BPM is the next big opportunity sector in India providing direct plus indirect employment to four million, and poised to reach USD 50 billion in size by 2020 from present USD 21 billion, said Murugesh, who is also Group CEO of WNS, a Mumbai-based (rpt) Mumbai-based leading BPO player.
Coming out with a wish-list for the Modi government, which will present its first Budget in a few weeks from now, Murugesh said it should withdraw retrospective tax laws and kill the notion that India discourages foreign investment.
The BPO industry veteran pushed for a tax amnesty encouraging Indians to bring in money lying in Swiss and other banks. This will shore up forex reserves significantly.

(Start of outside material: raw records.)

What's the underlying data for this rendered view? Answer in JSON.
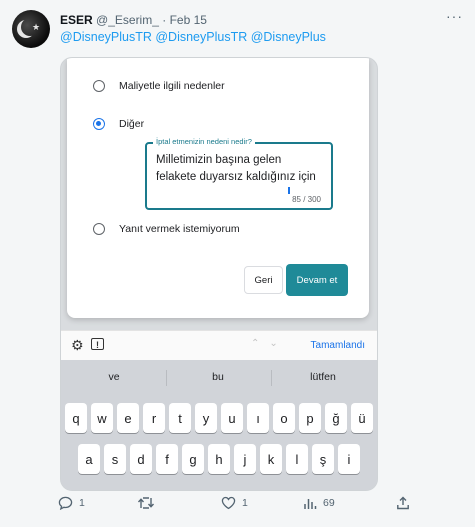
{
  "tweet": {
    "author_name": "ESER",
    "handle": "@_Eserim_",
    "separator": "·",
    "date": "Feb 15",
    "more": "···",
    "mentions": "@DisneyPlusTR @DisneyPlusTR @DisneyPlus"
  },
  "dialog": {
    "options": [
      {
        "label": "Maliyetle ilgili nedenler",
        "selected": false
      },
      {
        "label": "Diğer",
        "selected": true
      },
      {
        "label": "Yanıt vermek istemiyorum",
        "selected": false
      }
    ],
    "field_label": "İptal etmenizin nedeni nedir?",
    "field_line1": "Milletimizin başına gelen",
    "field_line2": "felakete duyarsız kaldığınız için",
    "counter": "85 / 300",
    "back_label": "Geri",
    "next_label": "Devam et"
  },
  "keyboard": {
    "done_label": "Tamamlandı",
    "suggestions": [
      "ve",
      "bu",
      "lütfen"
    ],
    "row1": [
      "q",
      "w",
      "e",
      "r",
      "t",
      "y",
      "u",
      "ı",
      "o",
      "p",
      "ğ",
      "ü"
    ],
    "row2": [
      "a",
      "s",
      "d",
      "f",
      "g",
      "h",
      "j",
      "k",
      "l",
      "ş",
      "i"
    ]
  },
  "actions": {
    "reply_count": "1",
    "retweet_count": "",
    "like_count": "1",
    "views_count": "69"
  },
  "colors": {
    "accent_teal": "#1f8a98",
    "link_blue": "#1d9bf0",
    "radio_blue": "#1a73e8"
  }
}
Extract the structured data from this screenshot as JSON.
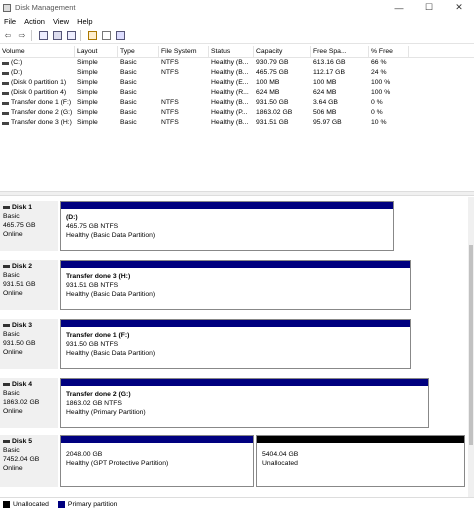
{
  "window": {
    "title": "Disk Management",
    "minimize": "—",
    "maximize": "☐",
    "close": "✕"
  },
  "menu": [
    "File",
    "Action",
    "View",
    "Help"
  ],
  "toolbar": {
    "back": "⇦",
    "forward": "⇨"
  },
  "volume_table": {
    "columns": [
      "Volume",
      "Layout",
      "Type",
      "File System",
      "Status",
      "Capacity",
      "Free Spa...",
      "% Free"
    ],
    "rows": [
      [
        "(C:)",
        "Simple",
        "Basic",
        "NTFS",
        "Healthy (B...",
        "930.79 GB",
        "613.16 GB",
        "66 %"
      ],
      [
        "(D:)",
        "Simple",
        "Basic",
        "NTFS",
        "Healthy (B...",
        "465.75 GB",
        "112.17 GB",
        "24 %"
      ],
      [
        "(Disk 0 partition 1)",
        "Simple",
        "Basic",
        "",
        "Healthy (E...",
        "100 MB",
        "100 MB",
        "100 %"
      ],
      [
        "(Disk 0 partition 4)",
        "Simple",
        "Basic",
        "",
        "Healthy (R...",
        "624 MB",
        "624 MB",
        "100 %"
      ],
      [
        "Transfer done 1 (F:)",
        "Simple",
        "Basic",
        "NTFS",
        "Healthy (B...",
        "931.50 GB",
        "3.64 GB",
        "0 %"
      ],
      [
        "Transfer done 2 (G:)",
        "Simple",
        "Basic",
        "NTFS",
        "Healthy (P...",
        "1863.02 GB",
        "506 MB",
        "0 %"
      ],
      [
        "Transfer done 3 (H:)",
        "Simple",
        "Basic",
        "NTFS",
        "Healthy (B...",
        "931.51 GB",
        "95.97 GB",
        "10 %"
      ]
    ]
  },
  "disks": [
    {
      "name": "Disk 1",
      "type": "Basic",
      "size": "465.75 GB",
      "status": "Online",
      "partitions": [
        {
          "name": "(D:)",
          "size_fs": "465.75 GB NTFS",
          "status": "Healthy (Basic Data Partition)"
        }
      ]
    },
    {
      "name": "Disk 2",
      "type": "Basic",
      "size": "931.51 GB",
      "status": "Online",
      "partitions": [
        {
          "name": "Transfer done 3  (H:)",
          "size_fs": "931.51 GB NTFS",
          "status": "Healthy (Basic Data Partition)"
        }
      ]
    },
    {
      "name": "Disk 3",
      "type": "Basic",
      "size": "931.50 GB",
      "status": "Online",
      "partitions": [
        {
          "name": "Transfer done 1  (F:)",
          "size_fs": "931.50 GB NTFS",
          "status": "Healthy (Basic Data Partition)"
        }
      ]
    },
    {
      "name": "Disk 4",
      "type": "Basic",
      "size": "1863.02 GB",
      "status": "Online",
      "partitions": [
        {
          "name": "Transfer done 2  (G:)",
          "size_fs": "1863.02 GB NTFS",
          "status": "Healthy (Primary Partition)"
        }
      ]
    },
    {
      "name": "Disk 5",
      "type": "Basic",
      "size": "7452.04 GB",
      "status": "Online",
      "partitions": [
        {
          "name": "",
          "size_fs": "2048.00 GB",
          "status": "Healthy (GPT Protective Partition)"
        },
        {
          "name": "",
          "size_fs": "5404.04 GB",
          "status": "Unallocated"
        }
      ]
    }
  ],
  "legend": [
    {
      "label": "Unallocated",
      "color": "#000000"
    },
    {
      "label": "Primary partition",
      "color": "#00007f"
    }
  ]
}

Murugesh sought withdrawal of exemptions in the Income Tax Act and doing away with them in the Direct Tax Code, a new regime being put in place. He called for pushing through with the implementation of Goods and Services Tax (GST).
The NDA Government should clarify position on FDI in retail and announce norms for privatisation as well as FDI in key sectors that impact infrastructure, he said.
The government needs to encourage the BPM and IT industries as they have already created direct and indirect jobs for 10 million people and logged in exports valued at nearly USD 110 billion, Murugesh said.
“With further support, we can make investments in tier 2 and 3 locations, drive skill building and convert India into a centre for IT and process innovation.”
The Centre can create four regional Special Innovation Centres, like the SEZs, where international companies can work with no tax outgo, get immediate visas for expats, access to VC and angel funding and establish a Silicon Valley-like culture inside these facilities, he said.